Le dialogue national initié par le président de la République a été lancé le 28 mai 2019. Expression de la volonté du chef de l’Etat, le dialogue national constitue une existence démocratique qui engage les différentes composantes de la société. 

Dans ce cadre, le chef de l’Etat a porté son choix sur une personnalité indépendante et consensuelle du nom de Famara Ibrahima Sagna pour diriger le processus du dialogue national.

Dans le même esprit, le chef de l’Etat exprime sa disposition à mettre en œuvre les consensus issus de cet exercice important dans la poursuite de la modernisation de notre modèle démocratique.

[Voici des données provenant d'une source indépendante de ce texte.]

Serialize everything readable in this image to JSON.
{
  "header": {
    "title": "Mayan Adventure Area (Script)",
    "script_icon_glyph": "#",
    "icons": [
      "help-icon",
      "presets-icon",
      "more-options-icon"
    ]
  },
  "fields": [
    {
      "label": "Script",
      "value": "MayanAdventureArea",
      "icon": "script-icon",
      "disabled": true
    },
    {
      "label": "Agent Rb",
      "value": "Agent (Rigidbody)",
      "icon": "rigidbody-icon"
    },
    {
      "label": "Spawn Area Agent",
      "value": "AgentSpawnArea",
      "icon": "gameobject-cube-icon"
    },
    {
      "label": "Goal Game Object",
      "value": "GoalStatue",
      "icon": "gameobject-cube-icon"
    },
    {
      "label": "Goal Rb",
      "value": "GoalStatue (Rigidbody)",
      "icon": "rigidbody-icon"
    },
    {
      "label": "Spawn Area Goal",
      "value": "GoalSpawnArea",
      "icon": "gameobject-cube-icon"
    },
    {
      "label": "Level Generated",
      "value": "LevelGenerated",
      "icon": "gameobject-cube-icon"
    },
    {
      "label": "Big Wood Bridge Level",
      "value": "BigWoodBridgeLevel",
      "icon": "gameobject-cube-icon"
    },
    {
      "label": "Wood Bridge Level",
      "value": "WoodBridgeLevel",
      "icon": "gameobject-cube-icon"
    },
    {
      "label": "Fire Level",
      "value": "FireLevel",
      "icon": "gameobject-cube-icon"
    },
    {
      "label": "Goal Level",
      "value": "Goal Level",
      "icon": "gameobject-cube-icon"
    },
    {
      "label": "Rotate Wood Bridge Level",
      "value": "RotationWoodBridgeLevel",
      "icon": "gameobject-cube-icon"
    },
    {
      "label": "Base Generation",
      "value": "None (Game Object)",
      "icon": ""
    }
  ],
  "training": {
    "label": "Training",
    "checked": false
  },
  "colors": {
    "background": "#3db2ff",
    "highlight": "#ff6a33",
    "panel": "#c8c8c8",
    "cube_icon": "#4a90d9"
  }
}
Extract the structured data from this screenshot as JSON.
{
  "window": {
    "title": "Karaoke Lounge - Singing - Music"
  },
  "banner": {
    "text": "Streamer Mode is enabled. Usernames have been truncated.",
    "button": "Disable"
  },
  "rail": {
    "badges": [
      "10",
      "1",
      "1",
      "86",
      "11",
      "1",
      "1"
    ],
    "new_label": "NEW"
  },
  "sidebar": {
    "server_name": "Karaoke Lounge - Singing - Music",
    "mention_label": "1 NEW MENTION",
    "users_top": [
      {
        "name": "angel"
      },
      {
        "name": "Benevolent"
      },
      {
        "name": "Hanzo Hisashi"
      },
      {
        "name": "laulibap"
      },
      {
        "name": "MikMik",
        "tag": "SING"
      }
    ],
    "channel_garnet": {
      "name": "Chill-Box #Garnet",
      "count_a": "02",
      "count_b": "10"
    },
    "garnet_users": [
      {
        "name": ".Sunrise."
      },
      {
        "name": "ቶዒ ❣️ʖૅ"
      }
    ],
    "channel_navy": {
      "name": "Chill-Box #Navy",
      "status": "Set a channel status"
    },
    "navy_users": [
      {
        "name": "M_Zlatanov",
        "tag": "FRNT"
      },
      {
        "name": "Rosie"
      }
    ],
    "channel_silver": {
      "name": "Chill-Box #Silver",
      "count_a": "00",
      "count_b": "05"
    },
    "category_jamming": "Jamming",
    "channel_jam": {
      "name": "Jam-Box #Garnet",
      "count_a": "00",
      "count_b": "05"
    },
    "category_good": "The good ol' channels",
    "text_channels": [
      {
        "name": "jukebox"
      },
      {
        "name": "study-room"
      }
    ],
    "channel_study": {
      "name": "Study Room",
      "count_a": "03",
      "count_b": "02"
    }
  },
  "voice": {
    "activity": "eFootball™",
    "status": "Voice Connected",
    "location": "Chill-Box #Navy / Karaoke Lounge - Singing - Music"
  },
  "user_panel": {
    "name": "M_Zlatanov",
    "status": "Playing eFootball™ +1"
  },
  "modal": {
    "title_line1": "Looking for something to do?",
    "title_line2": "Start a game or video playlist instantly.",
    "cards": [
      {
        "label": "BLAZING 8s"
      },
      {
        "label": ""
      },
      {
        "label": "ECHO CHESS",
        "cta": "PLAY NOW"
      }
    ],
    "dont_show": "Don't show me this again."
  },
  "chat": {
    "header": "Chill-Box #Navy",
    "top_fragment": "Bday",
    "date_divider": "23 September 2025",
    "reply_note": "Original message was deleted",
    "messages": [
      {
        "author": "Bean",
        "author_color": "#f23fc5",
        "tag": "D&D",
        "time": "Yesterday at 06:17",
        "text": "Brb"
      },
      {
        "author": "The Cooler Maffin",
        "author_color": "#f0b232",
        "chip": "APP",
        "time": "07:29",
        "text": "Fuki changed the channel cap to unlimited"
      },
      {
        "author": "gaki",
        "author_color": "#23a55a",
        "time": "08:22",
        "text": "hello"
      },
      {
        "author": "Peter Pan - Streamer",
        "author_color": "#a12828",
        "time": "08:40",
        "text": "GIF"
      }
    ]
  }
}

Cependant, force est de constater que les syndicats d’enseignants ont été laissés en rade. Car "le G7 est la seule structure légitime appelée à siéger au nom des enseignants du Sénégal." Selon Souleymane Diallo, SG du SELS/A « nous ne sommes pas dans le dialogue social ni de près, ni de loin, si des enseignants y siègent, ils n’y siègent pas au nom du G7, encore moins au non des enseignants du Sénégal. Dans la mesure où, du point de vue de la loi, seul le G7 est habilité à siéger, à parler et agir au nom des enseignants du Sénégal. Donc, nous ne sommes pas dedans et cela ne nous concerne pas."

Aussi, dans le même sillage, Abdoulaye Ndoye, SG du CUSEMS, rappelle : « un dialogue national dans un pays en Afrique c’est quand le pays traverse une crise profonde ». De ce fait, il s’interroge : « au Sénégal, pourquoi on parle de dialogue national ? » Selon lui, organiser un dialogue national dans ce pays n’est pas d’actualité. Abdoulaye Ndoye, de poursuivre que « même si on devait organiser un dialogue national, ça doit être inclusif et ce sont les représentants légitimes et légaux qui doivent participer à ce dialogue. Car, c’est au terme d’élection de représentativité dans le secteur de l’éducation et de la formation organisée par le gouvernement du Sénégal sur l’étendue du territoire national encadré par un arrêté signé par le ministre du travail en son article 5, qui dit que ce sont les syndicats les plus représentatifs qui vont siéger autour de la table de négociations, des concertations, au niveau du mouvement national de tout ce qui concernent les enseignants », a-t-il ajouté.